Experts believe that the upsurge in rightwing shootings mirrors the 1990s, when militia groups sprang up across the US, often believing anti-government conspiracy theories. The election of Obama and the sheer scale of the economic crisis have now provided a huge boost to a movement that had appeared to decline markedly over the past decade.

"From the moment Obama became a serious candidate, you have seen a serious up-tick in activities and online chatter from these people... there is a push from extremists that 'we have got to do something'," said Professor Jim Corcoran, an expert on America's far right at Simmons College, Boston, and author of two books on the subject.

So serious has the problem become that the Department of Homeland Security (DHS) issued a report warning about the problem in April. Though the report was greeted with howls of protest by conservatives, its central thesis of an upsurge in far-right extremist violence seems to have come true.

"The DHS report was not crying wolf. It was spot on," said Corcoran. The report said the economic downturn and Obama's election represented "unique drivers" for rightwing groups. It warned that "rightwing extremism is likely to grow in strength" and added that new technologies, especially the internet, made "it much more difficult for law enforcement to deter, prevent or pre-empt a violent extremist attack".
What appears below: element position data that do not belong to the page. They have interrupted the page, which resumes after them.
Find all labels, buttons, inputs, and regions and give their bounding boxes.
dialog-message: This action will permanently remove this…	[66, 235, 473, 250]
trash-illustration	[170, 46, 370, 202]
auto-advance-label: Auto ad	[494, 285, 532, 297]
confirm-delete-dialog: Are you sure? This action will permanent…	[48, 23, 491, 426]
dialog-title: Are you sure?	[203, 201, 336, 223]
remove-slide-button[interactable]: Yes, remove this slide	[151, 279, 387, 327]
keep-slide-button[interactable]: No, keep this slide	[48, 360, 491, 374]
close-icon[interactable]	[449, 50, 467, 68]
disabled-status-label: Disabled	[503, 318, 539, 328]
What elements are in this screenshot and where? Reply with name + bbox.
Another factor driving the rise in extremist attacks has been statements by some conservative politicians and media commentators, especially on the Fox News Channel and talk radio. Some of Fox News's most popular talking heads regularly accuse Obama of being a socialist or a communist who is a threat to American democracy.

Bill O'Reilly, who hosts a nightly show on Fox, regularly called the shot abortion doctor Tiller a baby murderer and nicknamed him "Tiller the killer". Glenn Beck, one of Fox's most well-known TV presenters, has even aired patently false rumours that Obama is building "concentration camps" for Republican supporters. "If you have any fear that we might be heading toward a totalitarian state, look out. There is something happening in our country and it ain't good," he said on one broadcast.
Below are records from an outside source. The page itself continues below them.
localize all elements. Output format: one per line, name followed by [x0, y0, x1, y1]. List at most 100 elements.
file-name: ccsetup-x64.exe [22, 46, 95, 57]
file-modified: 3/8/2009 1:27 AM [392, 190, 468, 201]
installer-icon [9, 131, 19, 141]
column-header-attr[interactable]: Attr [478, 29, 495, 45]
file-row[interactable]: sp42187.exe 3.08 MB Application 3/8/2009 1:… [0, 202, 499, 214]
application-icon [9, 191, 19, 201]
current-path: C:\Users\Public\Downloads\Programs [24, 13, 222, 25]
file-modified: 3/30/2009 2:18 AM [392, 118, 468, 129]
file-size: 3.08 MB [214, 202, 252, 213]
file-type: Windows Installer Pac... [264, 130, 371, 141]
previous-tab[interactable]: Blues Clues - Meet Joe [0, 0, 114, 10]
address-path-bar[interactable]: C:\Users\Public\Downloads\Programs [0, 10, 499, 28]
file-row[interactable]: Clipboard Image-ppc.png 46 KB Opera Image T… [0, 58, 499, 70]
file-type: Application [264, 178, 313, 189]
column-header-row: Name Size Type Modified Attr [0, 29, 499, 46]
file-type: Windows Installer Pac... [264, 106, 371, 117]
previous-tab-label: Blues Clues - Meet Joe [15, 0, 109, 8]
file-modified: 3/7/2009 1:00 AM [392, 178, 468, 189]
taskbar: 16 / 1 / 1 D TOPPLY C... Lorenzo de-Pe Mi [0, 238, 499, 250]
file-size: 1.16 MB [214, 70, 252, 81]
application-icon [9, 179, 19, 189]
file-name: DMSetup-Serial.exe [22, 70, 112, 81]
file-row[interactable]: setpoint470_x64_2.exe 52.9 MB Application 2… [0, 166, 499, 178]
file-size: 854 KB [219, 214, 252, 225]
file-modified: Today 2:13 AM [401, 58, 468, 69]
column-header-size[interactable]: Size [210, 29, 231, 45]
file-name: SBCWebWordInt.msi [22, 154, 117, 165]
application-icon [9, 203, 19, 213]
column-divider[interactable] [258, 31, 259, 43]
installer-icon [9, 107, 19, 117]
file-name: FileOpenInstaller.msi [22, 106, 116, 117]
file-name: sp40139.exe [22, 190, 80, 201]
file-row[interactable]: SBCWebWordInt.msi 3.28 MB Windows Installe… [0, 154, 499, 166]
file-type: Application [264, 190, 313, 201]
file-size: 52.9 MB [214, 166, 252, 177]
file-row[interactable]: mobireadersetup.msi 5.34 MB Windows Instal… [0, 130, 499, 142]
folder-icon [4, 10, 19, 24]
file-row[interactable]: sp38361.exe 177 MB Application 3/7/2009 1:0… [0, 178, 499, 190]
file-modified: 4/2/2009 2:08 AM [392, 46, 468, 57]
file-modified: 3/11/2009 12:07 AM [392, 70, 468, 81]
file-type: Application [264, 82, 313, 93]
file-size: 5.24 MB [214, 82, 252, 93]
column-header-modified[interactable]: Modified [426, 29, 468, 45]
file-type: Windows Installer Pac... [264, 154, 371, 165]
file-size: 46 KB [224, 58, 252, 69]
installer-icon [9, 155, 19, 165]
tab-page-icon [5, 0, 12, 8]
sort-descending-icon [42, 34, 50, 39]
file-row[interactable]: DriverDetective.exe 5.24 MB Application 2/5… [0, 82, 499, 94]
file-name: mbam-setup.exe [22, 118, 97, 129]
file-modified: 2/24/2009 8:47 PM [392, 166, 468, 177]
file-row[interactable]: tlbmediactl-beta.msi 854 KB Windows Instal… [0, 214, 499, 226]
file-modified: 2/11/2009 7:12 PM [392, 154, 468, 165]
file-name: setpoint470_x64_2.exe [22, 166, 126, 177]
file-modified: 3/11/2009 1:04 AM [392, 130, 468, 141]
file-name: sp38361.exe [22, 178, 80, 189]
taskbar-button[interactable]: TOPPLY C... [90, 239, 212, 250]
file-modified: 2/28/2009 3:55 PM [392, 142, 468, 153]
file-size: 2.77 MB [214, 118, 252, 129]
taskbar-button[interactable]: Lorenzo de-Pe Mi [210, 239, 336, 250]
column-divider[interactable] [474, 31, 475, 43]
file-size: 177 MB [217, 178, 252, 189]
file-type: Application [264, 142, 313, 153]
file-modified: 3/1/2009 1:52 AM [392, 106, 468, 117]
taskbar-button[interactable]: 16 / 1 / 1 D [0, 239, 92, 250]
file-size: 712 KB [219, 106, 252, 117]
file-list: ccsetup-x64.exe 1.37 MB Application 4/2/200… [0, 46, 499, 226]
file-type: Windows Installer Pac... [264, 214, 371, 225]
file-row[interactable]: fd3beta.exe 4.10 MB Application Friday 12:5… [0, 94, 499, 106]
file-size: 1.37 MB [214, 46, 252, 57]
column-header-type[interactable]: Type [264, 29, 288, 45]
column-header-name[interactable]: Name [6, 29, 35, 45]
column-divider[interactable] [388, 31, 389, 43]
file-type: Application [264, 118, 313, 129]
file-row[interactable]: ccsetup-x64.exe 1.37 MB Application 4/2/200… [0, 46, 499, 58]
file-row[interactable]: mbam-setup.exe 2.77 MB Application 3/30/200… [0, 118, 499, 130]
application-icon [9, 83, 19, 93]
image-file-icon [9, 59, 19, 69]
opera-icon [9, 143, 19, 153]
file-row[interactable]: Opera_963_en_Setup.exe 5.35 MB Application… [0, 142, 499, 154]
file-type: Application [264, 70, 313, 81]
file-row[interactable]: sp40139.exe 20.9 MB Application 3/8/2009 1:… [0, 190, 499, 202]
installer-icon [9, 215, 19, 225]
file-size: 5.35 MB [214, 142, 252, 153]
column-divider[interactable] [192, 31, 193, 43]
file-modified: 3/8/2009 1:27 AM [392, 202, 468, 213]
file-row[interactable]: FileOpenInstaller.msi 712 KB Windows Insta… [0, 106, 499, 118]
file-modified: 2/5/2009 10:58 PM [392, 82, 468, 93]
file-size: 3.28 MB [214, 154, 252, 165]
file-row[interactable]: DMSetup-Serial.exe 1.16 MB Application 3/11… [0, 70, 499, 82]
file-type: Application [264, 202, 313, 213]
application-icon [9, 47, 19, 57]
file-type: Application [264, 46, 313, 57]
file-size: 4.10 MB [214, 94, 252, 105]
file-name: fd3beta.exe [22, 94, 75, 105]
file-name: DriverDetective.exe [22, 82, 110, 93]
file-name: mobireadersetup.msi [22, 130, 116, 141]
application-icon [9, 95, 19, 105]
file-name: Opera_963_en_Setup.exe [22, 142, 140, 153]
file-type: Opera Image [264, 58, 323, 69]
Those comments echo those of Republican congresswoman Michele Bachman, who has said that Obama is planning to set up "re-education" camps for young people where they would be trained in political correctness. Such outrageous sentiments, carried on a mainstream news channel, are potentially dangerous and could incite people to kill, some experts say. "It is dangerous. They are just promoting conspiracy theories in what is supposed to be the mainstream media," said Beirich.

One popular conspiracy theory is that Obama plans a crackdown on gun laws in America. The subject is a popular one among conservatives, despite the absence of evidence. It has led to widespread ammunition shortages across the country as gun supporters hoard bullets. The problem has become so bad that some police departments have even had to ration their ammunition supplies. It can also have a deadly impact. In April in Pittsburgh Richard Poplawski shot and killed three police officers he believed might be trying to take away his weapons. Poplawski, a white supremacist, had come to believe that Obama was planning a crackdown on gun ownership.